Brisbane: Magic of nature at Tangalooma

By Marty Silk

Moreton Island's many activities include four wheel tours, quad biking, snorkelling the wrecks, segway tours, parasailing, bay boating tours, helicopter flights - and wild dolphin feeding.

Oi, gizza fish! Photo / Thinkstock
Oi, gizza fish! Photo / Thinkstock

The grandmother winces as the boat rocks.

She's 66, dressed in a life jacket and completely terrified.

A Chinese woman and her grandson sit across from us.

We're all in life jackets and spooked.

The boat engine slows and the vessel gently drifts in the bay.

"It's time,'' the captain tell us.

The grandmother slowly rises and walks to the stern.

Her reflective sunglasses mask her fear.

She's trembling.

A deck hand clips her in and the boat begins to speed up.

A huge, multicoloured parachute opens out behind her and she flies up into the sky.

Higher and higher she goes, legs pumping with exhilaration, into the heavens.

It's her first time parasailing.

I've been to Moreton Island, off Brisbane, twice before.

But only ever as a day-tripper, never as a guest of the Tangalooma Wild Dolphin Resort.

It's the only stop on our four-day P&O cruise and we couldn't have picked better weather.

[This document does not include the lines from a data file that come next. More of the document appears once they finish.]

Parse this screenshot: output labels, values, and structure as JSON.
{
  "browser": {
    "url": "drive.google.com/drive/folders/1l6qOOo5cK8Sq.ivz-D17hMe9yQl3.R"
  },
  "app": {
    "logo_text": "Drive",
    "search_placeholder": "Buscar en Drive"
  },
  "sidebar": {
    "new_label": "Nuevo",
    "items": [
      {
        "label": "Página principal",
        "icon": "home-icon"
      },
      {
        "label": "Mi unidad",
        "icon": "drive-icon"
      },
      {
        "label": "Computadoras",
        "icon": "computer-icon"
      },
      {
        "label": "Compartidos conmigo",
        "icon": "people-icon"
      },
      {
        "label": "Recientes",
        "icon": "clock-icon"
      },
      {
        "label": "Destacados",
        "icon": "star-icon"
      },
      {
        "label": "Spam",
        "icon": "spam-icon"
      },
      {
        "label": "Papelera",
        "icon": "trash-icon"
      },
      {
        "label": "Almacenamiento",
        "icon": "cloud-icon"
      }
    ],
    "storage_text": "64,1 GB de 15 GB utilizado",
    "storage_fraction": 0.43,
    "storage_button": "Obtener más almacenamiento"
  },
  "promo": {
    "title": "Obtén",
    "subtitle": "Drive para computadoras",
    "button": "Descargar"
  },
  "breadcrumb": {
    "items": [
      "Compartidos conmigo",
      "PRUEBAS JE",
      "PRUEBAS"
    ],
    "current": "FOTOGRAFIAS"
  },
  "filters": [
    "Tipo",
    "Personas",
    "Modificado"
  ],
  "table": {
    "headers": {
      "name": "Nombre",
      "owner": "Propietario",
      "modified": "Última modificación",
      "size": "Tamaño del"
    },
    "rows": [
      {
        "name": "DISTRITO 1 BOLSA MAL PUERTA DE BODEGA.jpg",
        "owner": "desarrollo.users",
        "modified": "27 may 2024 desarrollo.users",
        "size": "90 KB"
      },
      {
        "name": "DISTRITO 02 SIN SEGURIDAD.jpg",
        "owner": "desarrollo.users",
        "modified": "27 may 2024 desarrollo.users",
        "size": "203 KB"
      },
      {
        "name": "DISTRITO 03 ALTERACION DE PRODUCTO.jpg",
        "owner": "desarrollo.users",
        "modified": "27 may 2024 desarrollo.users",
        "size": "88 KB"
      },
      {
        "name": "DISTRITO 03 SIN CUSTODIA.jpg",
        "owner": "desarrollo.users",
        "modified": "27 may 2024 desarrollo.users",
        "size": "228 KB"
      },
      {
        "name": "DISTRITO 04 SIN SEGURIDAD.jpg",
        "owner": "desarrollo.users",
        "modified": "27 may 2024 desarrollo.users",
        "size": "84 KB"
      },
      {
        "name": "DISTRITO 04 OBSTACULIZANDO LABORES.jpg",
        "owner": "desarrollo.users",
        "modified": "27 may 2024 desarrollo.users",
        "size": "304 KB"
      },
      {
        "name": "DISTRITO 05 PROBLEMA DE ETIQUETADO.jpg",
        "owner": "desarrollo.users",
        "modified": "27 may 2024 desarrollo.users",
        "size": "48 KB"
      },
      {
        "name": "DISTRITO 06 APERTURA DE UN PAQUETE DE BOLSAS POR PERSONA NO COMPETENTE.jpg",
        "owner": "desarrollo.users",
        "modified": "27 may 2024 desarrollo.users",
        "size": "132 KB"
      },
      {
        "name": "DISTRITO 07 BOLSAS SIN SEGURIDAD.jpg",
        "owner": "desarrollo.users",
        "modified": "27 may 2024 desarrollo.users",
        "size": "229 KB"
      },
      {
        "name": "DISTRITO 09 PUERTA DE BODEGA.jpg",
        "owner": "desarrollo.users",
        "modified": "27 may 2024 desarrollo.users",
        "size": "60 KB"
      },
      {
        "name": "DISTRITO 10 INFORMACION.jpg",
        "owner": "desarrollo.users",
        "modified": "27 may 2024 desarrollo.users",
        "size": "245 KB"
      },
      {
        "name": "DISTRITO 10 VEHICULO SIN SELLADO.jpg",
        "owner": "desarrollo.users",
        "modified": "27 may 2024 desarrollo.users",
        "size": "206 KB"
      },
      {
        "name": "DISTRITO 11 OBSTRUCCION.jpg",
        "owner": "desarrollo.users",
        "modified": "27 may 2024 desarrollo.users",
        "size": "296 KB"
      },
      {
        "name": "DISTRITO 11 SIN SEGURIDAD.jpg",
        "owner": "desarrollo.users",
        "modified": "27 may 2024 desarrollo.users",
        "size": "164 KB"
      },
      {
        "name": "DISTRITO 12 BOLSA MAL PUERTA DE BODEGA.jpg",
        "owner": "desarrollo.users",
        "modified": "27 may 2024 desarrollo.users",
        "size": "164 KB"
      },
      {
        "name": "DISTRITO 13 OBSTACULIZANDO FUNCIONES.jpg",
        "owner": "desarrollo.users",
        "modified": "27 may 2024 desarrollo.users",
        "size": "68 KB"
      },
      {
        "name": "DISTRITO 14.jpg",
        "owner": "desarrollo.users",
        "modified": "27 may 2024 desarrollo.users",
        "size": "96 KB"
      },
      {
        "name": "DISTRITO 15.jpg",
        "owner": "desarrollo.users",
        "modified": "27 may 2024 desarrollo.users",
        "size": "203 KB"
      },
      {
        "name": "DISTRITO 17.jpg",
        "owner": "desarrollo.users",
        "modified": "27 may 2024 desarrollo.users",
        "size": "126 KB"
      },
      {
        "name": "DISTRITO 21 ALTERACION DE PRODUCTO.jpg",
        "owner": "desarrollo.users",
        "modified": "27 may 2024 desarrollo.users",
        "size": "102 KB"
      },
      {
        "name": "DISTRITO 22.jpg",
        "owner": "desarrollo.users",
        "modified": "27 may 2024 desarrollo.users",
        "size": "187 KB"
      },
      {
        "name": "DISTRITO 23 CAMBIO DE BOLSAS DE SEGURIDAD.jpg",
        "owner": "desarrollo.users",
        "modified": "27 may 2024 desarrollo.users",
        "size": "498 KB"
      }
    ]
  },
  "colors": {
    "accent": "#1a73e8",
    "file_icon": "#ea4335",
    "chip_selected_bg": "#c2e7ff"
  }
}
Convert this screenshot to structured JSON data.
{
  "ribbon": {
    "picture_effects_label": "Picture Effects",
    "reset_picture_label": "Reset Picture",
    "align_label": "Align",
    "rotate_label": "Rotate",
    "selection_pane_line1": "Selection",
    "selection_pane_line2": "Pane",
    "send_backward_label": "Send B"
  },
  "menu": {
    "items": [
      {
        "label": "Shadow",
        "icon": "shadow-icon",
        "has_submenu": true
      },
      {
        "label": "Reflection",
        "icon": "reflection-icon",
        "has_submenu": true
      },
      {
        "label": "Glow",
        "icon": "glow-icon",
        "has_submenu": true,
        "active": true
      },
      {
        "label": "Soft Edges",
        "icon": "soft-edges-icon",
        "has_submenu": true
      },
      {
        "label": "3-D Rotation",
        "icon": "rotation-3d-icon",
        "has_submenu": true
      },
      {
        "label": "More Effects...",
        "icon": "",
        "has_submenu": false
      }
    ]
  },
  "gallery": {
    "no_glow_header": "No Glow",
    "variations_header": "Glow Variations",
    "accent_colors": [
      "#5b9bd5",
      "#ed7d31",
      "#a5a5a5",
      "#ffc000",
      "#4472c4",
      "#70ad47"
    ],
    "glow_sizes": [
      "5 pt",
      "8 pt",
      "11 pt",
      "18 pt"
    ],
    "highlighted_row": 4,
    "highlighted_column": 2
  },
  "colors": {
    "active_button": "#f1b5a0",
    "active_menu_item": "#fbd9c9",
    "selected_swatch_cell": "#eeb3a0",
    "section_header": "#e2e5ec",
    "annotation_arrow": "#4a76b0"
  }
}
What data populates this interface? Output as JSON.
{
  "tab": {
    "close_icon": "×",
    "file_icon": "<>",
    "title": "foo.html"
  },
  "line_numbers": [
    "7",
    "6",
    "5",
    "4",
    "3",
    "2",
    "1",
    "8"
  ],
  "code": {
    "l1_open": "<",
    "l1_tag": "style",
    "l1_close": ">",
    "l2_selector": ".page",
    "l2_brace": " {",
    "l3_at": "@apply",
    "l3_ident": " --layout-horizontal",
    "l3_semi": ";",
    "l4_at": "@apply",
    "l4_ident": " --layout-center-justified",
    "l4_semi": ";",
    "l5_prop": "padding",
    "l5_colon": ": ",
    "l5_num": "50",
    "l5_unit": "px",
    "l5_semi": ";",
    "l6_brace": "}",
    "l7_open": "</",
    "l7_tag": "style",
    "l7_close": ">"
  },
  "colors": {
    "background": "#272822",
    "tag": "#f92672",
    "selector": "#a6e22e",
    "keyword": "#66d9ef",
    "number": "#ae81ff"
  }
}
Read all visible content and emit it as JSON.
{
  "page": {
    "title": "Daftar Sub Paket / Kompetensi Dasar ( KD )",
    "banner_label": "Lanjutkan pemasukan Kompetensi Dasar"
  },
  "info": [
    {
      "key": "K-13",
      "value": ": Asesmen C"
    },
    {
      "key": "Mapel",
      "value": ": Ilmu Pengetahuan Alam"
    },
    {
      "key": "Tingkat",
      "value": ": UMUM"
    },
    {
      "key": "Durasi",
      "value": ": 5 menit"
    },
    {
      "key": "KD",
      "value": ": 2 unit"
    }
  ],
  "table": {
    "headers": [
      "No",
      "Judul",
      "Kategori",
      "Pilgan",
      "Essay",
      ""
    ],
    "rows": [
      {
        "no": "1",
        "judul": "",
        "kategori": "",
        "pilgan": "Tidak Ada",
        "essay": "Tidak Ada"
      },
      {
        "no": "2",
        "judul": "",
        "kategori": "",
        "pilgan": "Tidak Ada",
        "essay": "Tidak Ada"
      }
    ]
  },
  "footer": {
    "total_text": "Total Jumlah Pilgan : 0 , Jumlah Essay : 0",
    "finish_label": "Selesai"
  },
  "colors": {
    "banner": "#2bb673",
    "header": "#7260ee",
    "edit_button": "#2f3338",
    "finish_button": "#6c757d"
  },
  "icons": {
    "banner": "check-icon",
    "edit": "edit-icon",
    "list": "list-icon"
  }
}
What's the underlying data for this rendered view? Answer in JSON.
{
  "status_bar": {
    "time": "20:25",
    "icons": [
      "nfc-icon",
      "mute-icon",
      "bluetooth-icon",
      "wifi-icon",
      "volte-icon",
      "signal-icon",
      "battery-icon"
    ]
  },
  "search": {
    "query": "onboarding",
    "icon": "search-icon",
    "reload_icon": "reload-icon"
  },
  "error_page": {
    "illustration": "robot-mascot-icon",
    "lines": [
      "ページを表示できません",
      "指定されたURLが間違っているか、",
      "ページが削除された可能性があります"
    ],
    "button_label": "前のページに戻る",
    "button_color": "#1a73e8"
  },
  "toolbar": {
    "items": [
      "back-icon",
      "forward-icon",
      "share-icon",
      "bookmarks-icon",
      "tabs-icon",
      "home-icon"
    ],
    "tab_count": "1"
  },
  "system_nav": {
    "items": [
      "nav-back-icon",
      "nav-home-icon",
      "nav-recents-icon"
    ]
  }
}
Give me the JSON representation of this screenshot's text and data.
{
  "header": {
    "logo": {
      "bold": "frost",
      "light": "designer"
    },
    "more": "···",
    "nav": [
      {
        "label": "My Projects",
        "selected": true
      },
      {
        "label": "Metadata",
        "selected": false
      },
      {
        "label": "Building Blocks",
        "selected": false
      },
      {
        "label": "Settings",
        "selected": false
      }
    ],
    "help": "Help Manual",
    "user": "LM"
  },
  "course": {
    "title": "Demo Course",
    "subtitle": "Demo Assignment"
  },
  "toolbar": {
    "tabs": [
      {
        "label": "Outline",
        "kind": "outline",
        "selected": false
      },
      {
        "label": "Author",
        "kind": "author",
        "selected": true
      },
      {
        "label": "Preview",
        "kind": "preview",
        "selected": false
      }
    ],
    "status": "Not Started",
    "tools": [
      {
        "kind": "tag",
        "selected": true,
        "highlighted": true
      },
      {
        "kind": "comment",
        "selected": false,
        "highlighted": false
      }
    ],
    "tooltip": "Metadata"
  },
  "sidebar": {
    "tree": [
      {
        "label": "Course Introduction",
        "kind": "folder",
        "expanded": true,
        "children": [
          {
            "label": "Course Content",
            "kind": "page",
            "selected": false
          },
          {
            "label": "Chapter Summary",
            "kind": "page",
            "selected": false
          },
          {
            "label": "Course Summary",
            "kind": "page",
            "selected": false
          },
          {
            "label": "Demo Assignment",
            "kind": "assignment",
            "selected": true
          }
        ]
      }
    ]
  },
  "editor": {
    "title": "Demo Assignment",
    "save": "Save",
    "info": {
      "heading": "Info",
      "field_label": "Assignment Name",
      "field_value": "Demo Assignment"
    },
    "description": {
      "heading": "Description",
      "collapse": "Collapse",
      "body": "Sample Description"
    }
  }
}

We're brimming with excitement as our tender boat glides across the sparkling bay to the white sand beaches of our very own Bali Ha'i, its treasures and pleasures waiting to be discovered.

Along with parasailing, we're booked for snorkelling, quad bike riding and dolphin feeding.

Shortly after the grandma comes down, it's our turn.

My partner and I are up in the sky on a lofty tandem parasail.

Wild turtles and dugongs frolic in the turquoise waters below.

Later we snorkel through the twisted iron wrecks near Tangalooma.

Corals hug the old ships and hundreds of fish with stipes, spots and shiny scales move in rhythm with my strokes.

A lonely wobbegong shark limps through the cobalt blue depths.

In the afternoon we tear through the sand dunes above the resort on our quad bike tour.

Riding in line behind beginners is frustrating as they keep spluttering to a halt. But it's still a lot of fun riding along the tracks in the dunes and looking out over the bay below.

There's still plenty of time to soak up the sunset lying on the beach or to enjoy a quiet cider at the open-air bar as a soft trade wind blows through.

When the moon rises we walk into the water for our final special tour; feeding wild dolphins.

I've thought of them as intelligent and friendly creatures that would love a good pat.

But there's no touching allowed here, these dolphins aren't somebody's pets - they're completely wild.

The dolphin I feed, named Tinkerbell, has two small calves, which are frolicking in the shallows.

She snatches a small fish out of my hand.

There's no appreciation or affection, just a quick meal for the porpoise.

A wild animal in a state of nature.

A small wave washes Tinkerbell against my leg and I feel her smooth, slippery grey body.

It's only momentary, but something quiet special.

It's hard to top that.


GETTING THERE: Tangalooma Wild Dolphin Resort is a stop on P&O Cruises Moreton Island escape or can be reached by ferry from Brisbane port.

STAYING THERE: Accommodation options include resort suites, beachfront villas, luxury apartments, units, hotel rooms and full holiday houses.